J’aime ça travailler, mais je ne veux pas que ce labeur soit considéré fiscalement comme un revenu supplémentaire. Il y a le avant ma retraite et après ma retraite, c’est différent. Pour le gouvernement ce serait rentable même s’ils « perdent » en retenues à la source, car ils seraient nombreux à vouloir combler des postes qui ont besoin de l’être. On parle de pénurie d’emplois, je ne comprends toujours pas pourquoi cette solution n’est pas envisagée. Par exemple, nous sommes des milliers d’enseignants à la retraite, bon nombre d’entre-nous ne demanderait pas mieux que de donner des cours de francisation aux immigrants…mais pas bénévolement. À titre d’ainés nous sommes suffisamment sollicités pour donner de notre temps bénévolement. Se faire payer devrait aussi faire partie de la donne.

Rétroviseur

Quand on regarde en arrière, on se souvient surtout des grandes joies et des grandes peines.

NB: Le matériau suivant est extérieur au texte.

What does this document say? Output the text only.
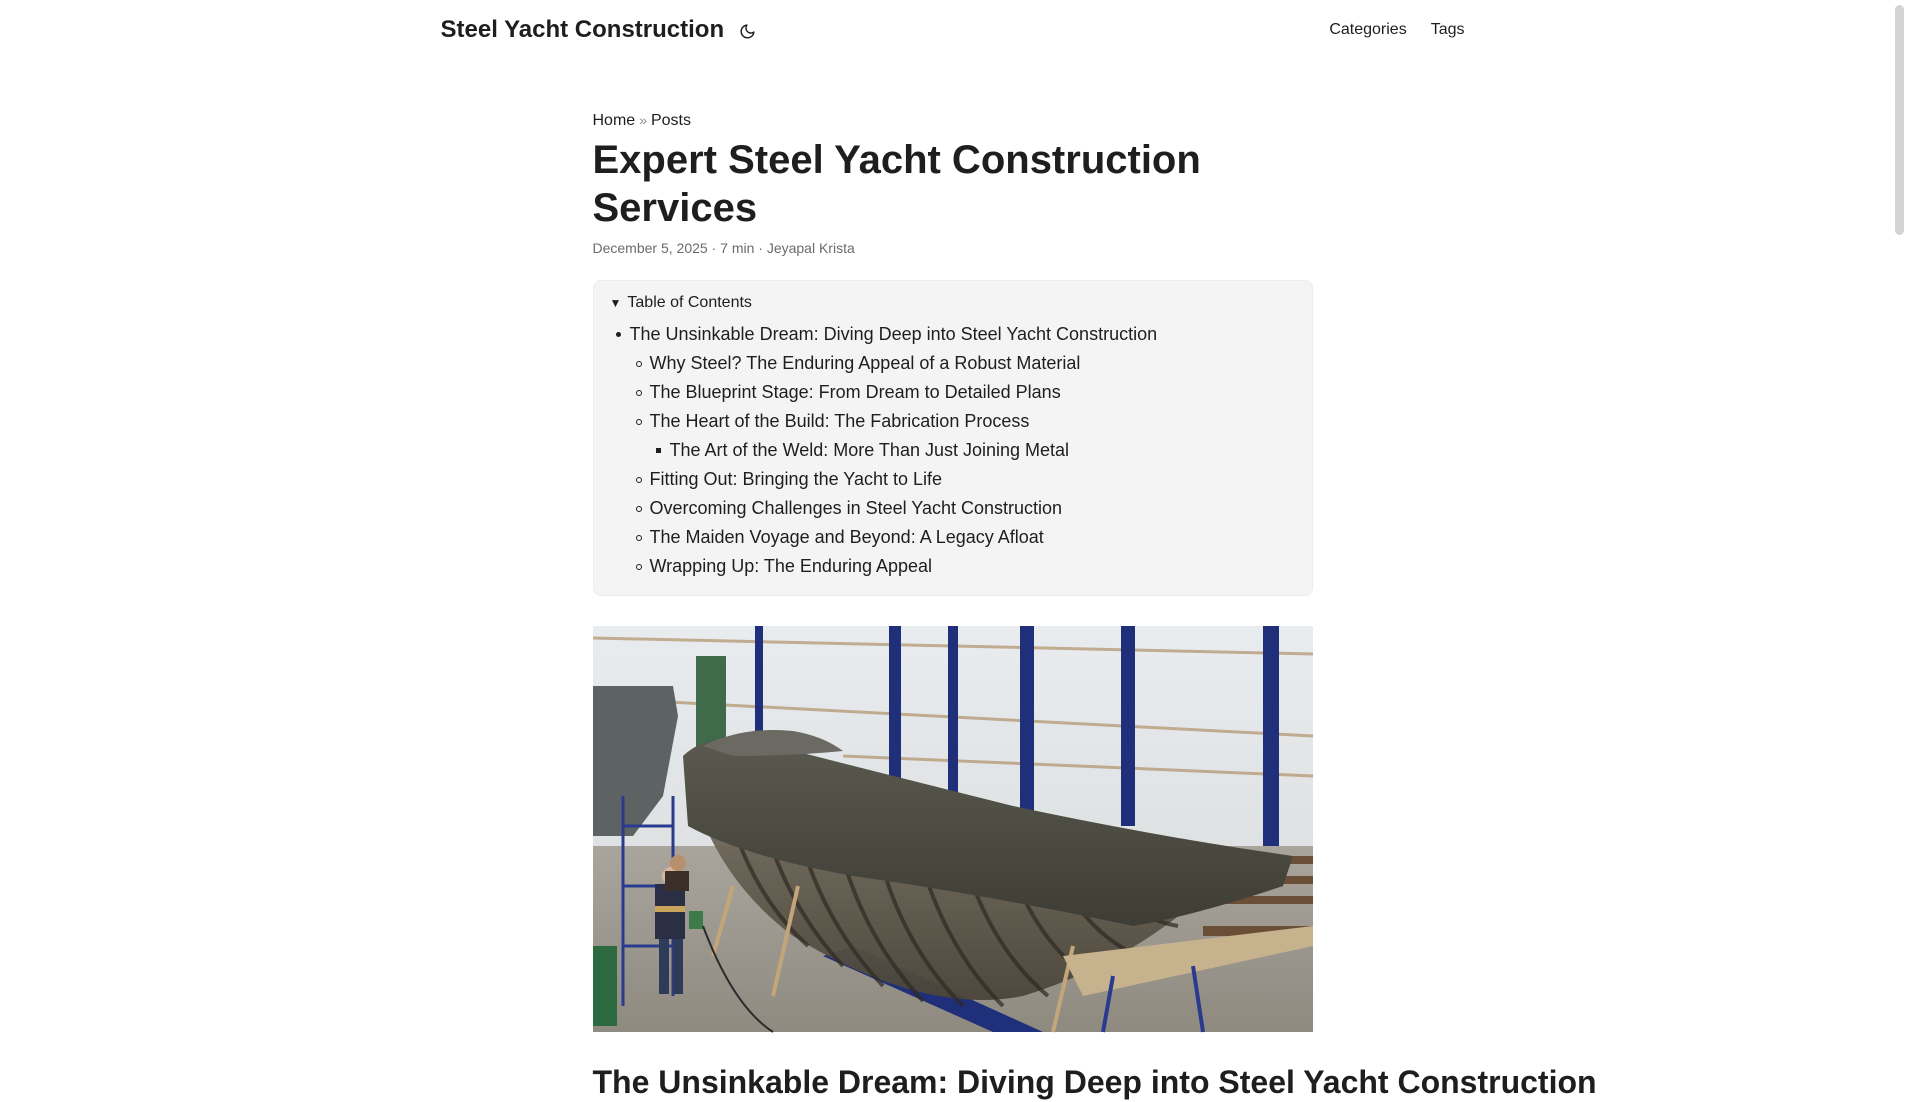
Steel Yacht Construction	Categories Tags
Home » Posts
Expert Steel Yacht Construction Services
December 5, 2025 · 7 min · Jeyapal Krista
▼ Table of Contents
The Unsinkable Dream: Diving Deep into Steel Yacht Construction
Why Steel? The Enduring Appeal of a Robust Material
The Blueprint Stage: From Dream to Detailed Plans
The Heart of the Build: The Fabrication Process
The Art of the Weld: More Than Just Joining Metal
Fitting Out: Bringing the Yacht to Life
Overcoming Challenges in Steel Yacht Construction
The Maiden Voyage and Beyond: A Legacy Afloat
Wrapping Up: The Enduring Appeal
The Unsinkable Dream: Diving Deep into Steel Yacht Construction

J’ai beaucoup travaillé avec des enfants, j’ai adoré. Par contre j’ai perdu deux frères, un à 25 et l’autre à 46 ans. Ce fut dramatique pour notre famille, à l’origine nous étions 3 gars et 3 filles. Et puis nos parents sont décédés. Nous sommes maintenant 4. On se rencontre régulièrement car je crois qu’il est important de se créer des joies.

Le bonheur ça n’arrive pas par magie, il faut essayer des choses, prendre des initiatives, ce faisant tu as parfois de belles surprises parce qu’à force de donner au suivant, on reçoit sans qu’on s’y attende.

Sur les milieux de vie

Deux choses sont essentielles : avoir la liberté de paroles et d’agir.

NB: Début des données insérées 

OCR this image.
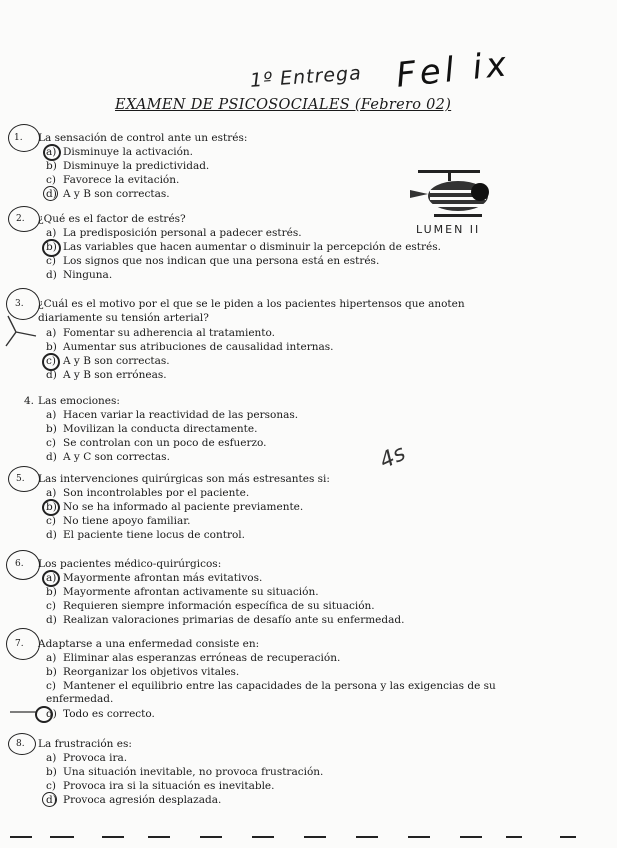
1º Entrega Fel ix
EXAMEN DE PSICOSOCIALES (Febrero 02)
LUMEN II
4s
1. La sensación de control ante un estrés:
a) Disminuye la activación.
b) Disminuye la predictividad.
c) Favorece la evitación.
d) A y B son correctas.
2. ¿Qué es el factor de estrés?
a) La predisposición personal a padecer estrés.
b) Las variables que hacen aumentar o disminuir la percepción de estrés.
c) Los signos que nos indican que una persona está en estrés.
d) Ninguna.
3. ¿Cuál es el motivo por el que se le piden a los pacientes hipertensos que anoten diariamente su tensión arterial?
a) Fomentar su adherencia al tratamiento.
b) Aumentar sus atribuciones de causalidad internas.
c) A y B son correctas.
d) A y B son erróneas.
4. Las emociones:
a) Hacen variar la reactividad de las personas.
b) Movilizan la conducta directamente.
c) Se controlan con un poco de esfuerzo.
d) A y C son correctas.
5. Las intervenciones quirúrgicas son más estresantes si:
a) Son incontrolables por el paciente.
b) No se ha informado al paciente previamente.
c) No tiene apoyo familiar.
d) El paciente tiene locus de control.
6. Los pacientes médico-quirúrgicos:
a) Mayormente afrontan más evitativos.
b) Mayormente afrontan activamente su situación.
c) Requieren siempre información específica de su situación.
d) Realizan valoraciones primarias de desafío ante su enfermedad.
7. Adaptarse a una enfermedad consiste en:
a) Eliminar alas esperanzas erróneas de recuperación.
b) Reorganizar los objetivos vitales.
c) Mantener el equilibrio entre las capacidades de la persona y las exigencias de su enfermedad.
d) Todo es correcto.
8. La frustración es:
a) Provoca ira.
b) Una situación inevitable, no provoca frustración.
c) Provoca ira si la situación es inevitable.
d) Provoca agresión desplazada.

Il ne faut pas nous mettre les mots dans la bouche et prétendre au nom des ainé.es. Nous avons notre mot à dire dans les décisions qui se prennent sur notre vie, notre future.  Les personnes âgées ont aussi le droit de penser différemment. Il faut alléger le système, des personnes en perte d’autonomie attendant trop longtemps pour avoir une place et celles qui sont autonomes sont souvent placées devant un choix qui ne leur convient pas.